How to evaluate a real estate property?

by admin

Posted on September 7, 2017

Real estate property in Chicago

Investors who are interested to make more profit can opt for rental properties which is currently the best option to make your investment. Although there are certain protocols to evaluate a real estate property in Chicago with which the investor has to decide whether purchasing the property is worth or not.

The following are the protocols to value the properties for sale:-

Sales comparison approach

This approach is also known as SCA which is generally used by all investors to evaluate a property. Data is collected to make comparative assessment of similar properties that were purchased by other investors or given out for rent for a stipulated period of time. The data can be collected from various sources like real estate publications, buyers, sellers, agents, professionals. Appraisers will use amount/sq.ft to calculate the estimated price of the property. After calculating, the accurate return value is known. Ensure that the calculated value is accurate. But investors should think broadly before purchasing a property as there are several other aspects to look out for. It is based on supply, demand and principle of substitution and this method is commonly used by the agents and appraisers in real estate marketing in detroit. The SCA approach will help the seller to fix a price to display on the MLS.

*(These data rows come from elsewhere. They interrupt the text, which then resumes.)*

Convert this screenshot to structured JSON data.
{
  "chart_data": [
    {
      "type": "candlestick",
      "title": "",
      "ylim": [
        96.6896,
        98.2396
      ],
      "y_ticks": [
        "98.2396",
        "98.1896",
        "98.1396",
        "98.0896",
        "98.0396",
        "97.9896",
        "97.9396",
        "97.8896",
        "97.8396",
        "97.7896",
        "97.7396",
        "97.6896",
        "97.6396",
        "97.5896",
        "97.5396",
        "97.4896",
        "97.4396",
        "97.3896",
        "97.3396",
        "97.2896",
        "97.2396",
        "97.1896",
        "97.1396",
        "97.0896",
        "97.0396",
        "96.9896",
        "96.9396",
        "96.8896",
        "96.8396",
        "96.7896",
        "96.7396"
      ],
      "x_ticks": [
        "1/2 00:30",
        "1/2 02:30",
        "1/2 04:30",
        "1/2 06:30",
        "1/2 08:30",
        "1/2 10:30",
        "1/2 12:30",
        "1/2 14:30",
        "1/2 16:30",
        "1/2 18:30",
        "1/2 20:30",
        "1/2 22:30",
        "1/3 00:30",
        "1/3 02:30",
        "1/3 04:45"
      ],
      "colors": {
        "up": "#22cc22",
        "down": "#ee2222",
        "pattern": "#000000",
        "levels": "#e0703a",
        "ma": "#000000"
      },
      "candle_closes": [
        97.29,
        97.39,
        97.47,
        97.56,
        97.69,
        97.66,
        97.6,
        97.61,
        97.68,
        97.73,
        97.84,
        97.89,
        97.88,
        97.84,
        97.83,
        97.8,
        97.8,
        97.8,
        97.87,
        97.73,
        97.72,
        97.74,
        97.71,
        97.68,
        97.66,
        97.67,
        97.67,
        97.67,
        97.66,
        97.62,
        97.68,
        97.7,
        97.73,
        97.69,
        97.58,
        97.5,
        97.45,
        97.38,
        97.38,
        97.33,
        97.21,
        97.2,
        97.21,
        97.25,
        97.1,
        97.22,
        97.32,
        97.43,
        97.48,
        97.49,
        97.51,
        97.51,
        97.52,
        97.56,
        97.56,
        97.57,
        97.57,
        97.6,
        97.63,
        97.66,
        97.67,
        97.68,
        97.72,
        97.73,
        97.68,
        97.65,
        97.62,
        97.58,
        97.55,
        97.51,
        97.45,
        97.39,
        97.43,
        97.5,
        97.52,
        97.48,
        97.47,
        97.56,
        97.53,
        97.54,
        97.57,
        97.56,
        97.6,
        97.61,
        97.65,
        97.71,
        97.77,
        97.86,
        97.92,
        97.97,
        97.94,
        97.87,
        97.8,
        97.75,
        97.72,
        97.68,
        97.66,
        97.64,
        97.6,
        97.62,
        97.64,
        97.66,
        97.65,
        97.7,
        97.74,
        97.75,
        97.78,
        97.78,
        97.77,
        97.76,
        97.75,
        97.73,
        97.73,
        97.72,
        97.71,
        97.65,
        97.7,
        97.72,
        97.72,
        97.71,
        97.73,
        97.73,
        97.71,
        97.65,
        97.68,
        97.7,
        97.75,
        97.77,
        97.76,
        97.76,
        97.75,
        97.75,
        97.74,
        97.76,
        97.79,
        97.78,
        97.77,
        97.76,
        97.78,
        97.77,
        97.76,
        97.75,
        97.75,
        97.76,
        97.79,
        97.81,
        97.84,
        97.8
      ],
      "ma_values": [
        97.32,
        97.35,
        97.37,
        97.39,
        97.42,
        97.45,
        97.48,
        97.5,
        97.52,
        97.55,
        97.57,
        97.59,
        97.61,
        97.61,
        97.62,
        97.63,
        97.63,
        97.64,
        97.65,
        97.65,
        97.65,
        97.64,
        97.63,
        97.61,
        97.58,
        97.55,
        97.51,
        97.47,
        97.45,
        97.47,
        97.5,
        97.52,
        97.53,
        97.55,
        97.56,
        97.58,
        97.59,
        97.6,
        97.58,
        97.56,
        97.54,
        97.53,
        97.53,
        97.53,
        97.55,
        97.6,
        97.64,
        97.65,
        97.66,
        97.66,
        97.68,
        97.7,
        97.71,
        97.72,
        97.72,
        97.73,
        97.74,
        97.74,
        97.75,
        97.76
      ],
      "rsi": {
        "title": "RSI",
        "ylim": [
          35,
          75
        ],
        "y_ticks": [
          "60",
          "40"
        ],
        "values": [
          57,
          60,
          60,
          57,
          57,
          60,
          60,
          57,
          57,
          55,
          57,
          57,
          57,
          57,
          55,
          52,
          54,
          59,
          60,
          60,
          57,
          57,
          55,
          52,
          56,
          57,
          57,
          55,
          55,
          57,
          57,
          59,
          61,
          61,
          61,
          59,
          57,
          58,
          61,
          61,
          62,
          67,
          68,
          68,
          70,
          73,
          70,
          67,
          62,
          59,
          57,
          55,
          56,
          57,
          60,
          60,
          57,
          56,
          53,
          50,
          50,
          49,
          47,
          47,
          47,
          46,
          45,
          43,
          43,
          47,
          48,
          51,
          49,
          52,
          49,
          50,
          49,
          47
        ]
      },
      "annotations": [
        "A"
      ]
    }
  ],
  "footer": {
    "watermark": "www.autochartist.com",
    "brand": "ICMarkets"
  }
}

Capital asset pricing model

This is a realistic approach that every investor will prefer while evaluating the real estate property in Chicago. It is also known CAPM model and used to calculate the cost of capital. The investors should know about the risks that he may come across while purchasing a property for sale, this method involves systematic risk and opportunity cost. The systematic risk is when entire finance system is down. E.g. recession. Unsystematic risk pertains only to an individual portfolio which can be prevented.

The method produces results that an investor can fetch from the monthly rental income, which is ROI (Return on investment) and assessed with investments that don’t involve risk. This is to ensure that investor make risk free investments. The potential ROI may differ as there are various factors to be included when you purchase a rental property. A theoretical appropriate rate of return is determined so as to decide whether it can make the portfolio well diversified or not. Non diversifiable risk is denoted by beta (β).

Income approach

It is an appraisal method. The net operating income of the rent is divided with capitalization rate or CAP rate to calculate the potential income. This method is the simplest of all and used by investors who are interested to keep the property for some time and make some money out of it. It is prevalent in commercial real estate marketing in detroit. This protocol is also known as discounted cash flow. It is used to calculate the anticipated monetary benefits. It falls under either of the 3 categories, direct capitalization, discounted cash flow, gross income multiplier.

Cost approach

Cost approach is an accumulative amount of land value minus amount spends for repair and renovation. It is used to calculate the current cost of a real estate property in Chicago. This method is preferable when the property is new.